Fraudster sought to flog pills through affiliate programmes.
A scammer looking to hawk diet pills has put together a massive spam operation on Twitter involving 750,000 fake accounts, according to the security vendor Symantec.
The lone criminal was said to be hoping to gain commissions on sales of Green Coffee Bean Extract, and had set up fake women’s lifestyle websites to try and flog the product.
Satnam Narang, senior security response manager at Symantec, wrote on his firm’s blog: "Over the years, we have seen a number of spam campaigns circulating through various social networking applications and services.
"Whether it is on Instagram, Snapchat, Pinterest, or Tumblr, spammers are trying to capitalise on the weight loss dietary supplement industry, which nets $2bn annually. We expect these types of spam operations to continue as a result."
As part of the scam the crook also set up accounts that mimicked legitimate news services such as CNN, ABC, and MTV, and impersonated reality TV stars that had made the news for their weight loss efforts.

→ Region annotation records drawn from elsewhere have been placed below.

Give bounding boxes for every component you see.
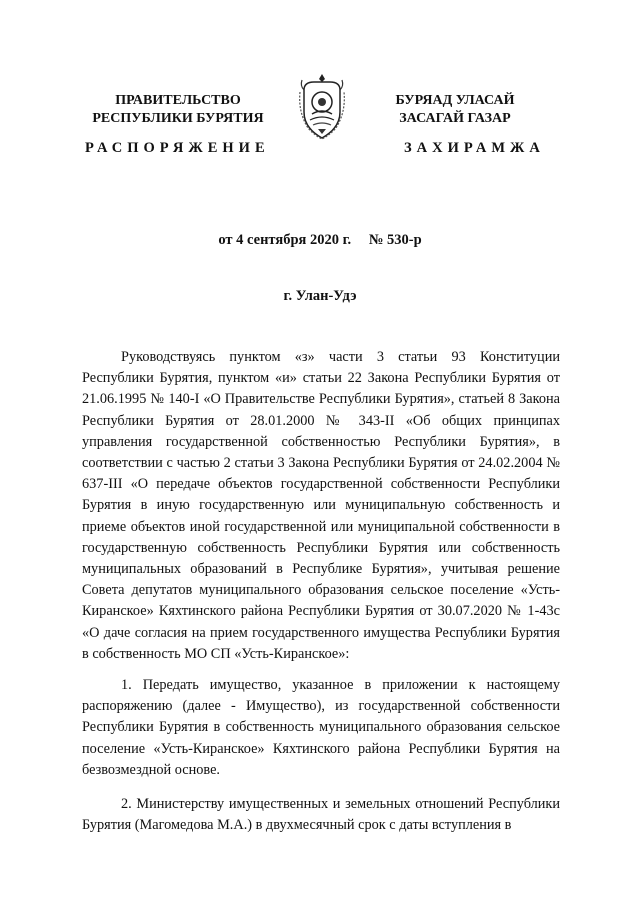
document-date: от 4 сентября 2020 г.: [218, 232, 352, 248]
clause-2-paragraph: [82, 794, 560, 836]
clause-1-text: 1. Передать имущество, указанное в приложении к настоящему распоряжению (далее - Имущество), из государственной собственности Республики Бурятия в собственность муниципального образования сельское поселение «Усть-Киранское» Кяхтинского района Республики Бурятия на безвозмездной основе.: [82, 677, 560, 778]
issuer-line-2: РЕСПУБЛИКИ БУРЯТИЯ: [92, 111, 264, 126]
preamble-text: Руководствуясь пунктом «з» части 3 статьи 93 Конституции Республики Бурятия, пунктом «и» статьи 22 Закона Республики Бурятия от 21.06.1995 № 140-I «О Правительстве Республики Бурятия», статьей 8 Закона Республики Бурятия от 28.01.2000 № 343-II «Об общих принципах управления государственной собственностью Республики Бурятия», в соответствии с частью 2 статьи 3 Закона Республики Бурятия от 24.02.2004 № 637-III «О передаче объектов государственной собственности Республики Бурятия в иную государственную или муниципальную собственность и приеме объектов иной государственной или муниципальной собственности в государственную собственность Республики Бурятия или собственность муниципальных образований в Республике Бурятия», учитывая решение Совета депутатов муниципального образования сельское поселение «Усть-Киранское» Кяхтинского района Республики Бурятия от 30.07.2020 № 1-43с «О даче согласия на прием государственного имущества Республики Бурятия в собственность МО СП «Усть-Киранское»:: [82, 349, 560, 662]
preamble-paragraph: [82, 347, 560, 665]
issuer-line-1: ПРАВИТЕЛЬСТВО: [115, 93, 241, 108]
issuer-buryat-line-2: ЗАСАГАЙ ГАЗАР: [399, 111, 511, 126]
issuer-buryat-line-1: БУРЯАД УЛАСАЙ: [395, 93, 515, 108]
clause-1-paragraph: [82, 675, 560, 781]
republic-of-buryatia-coat-of-arms-icon: [296, 72, 348, 142]
date-and-number: [0, 232, 640, 249]
document-number: № 530-р: [368, 232, 422, 248]
document-type-buryat: ЗАХИРАМЖА: [404, 140, 545, 156]
document-type-russian: РАСПОРЯЖЕНИЕ: [85, 140, 270, 156]
issuer-name-buryat: [365, 92, 545, 128]
issue-city: г. Улан-Удэ: [283, 288, 357, 304]
clause-2-text: 2. Министерству имущественных и земельных отношений Республики Бурятия (Магомедова М.А.) в двухмесячный срок с даты вступления в: [82, 796, 560, 834]
issuer-name-russian: [78, 92, 278, 128]
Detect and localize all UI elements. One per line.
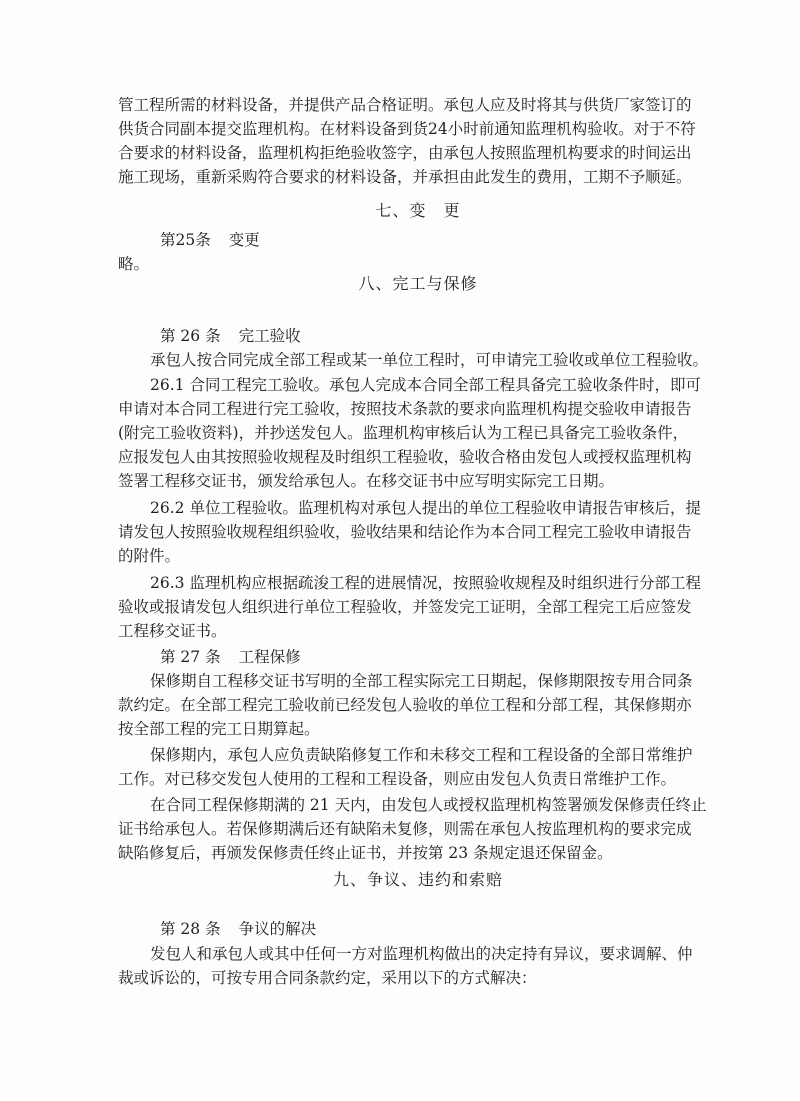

The criminal divided the phoney accounts into several groups, using some to imitate brands, some to tweet stolen content and photos of women purporting to be using the pills, and dummy accounts that were used to boost the other accounts’ follower count.
"Despite using clever tactics to maintain persistence, the spam operator left clues about his identity in domain registrations, short URL accounts, and even made the mistake of converting one of his Parrot accounts into a personal account for himself," Narang said.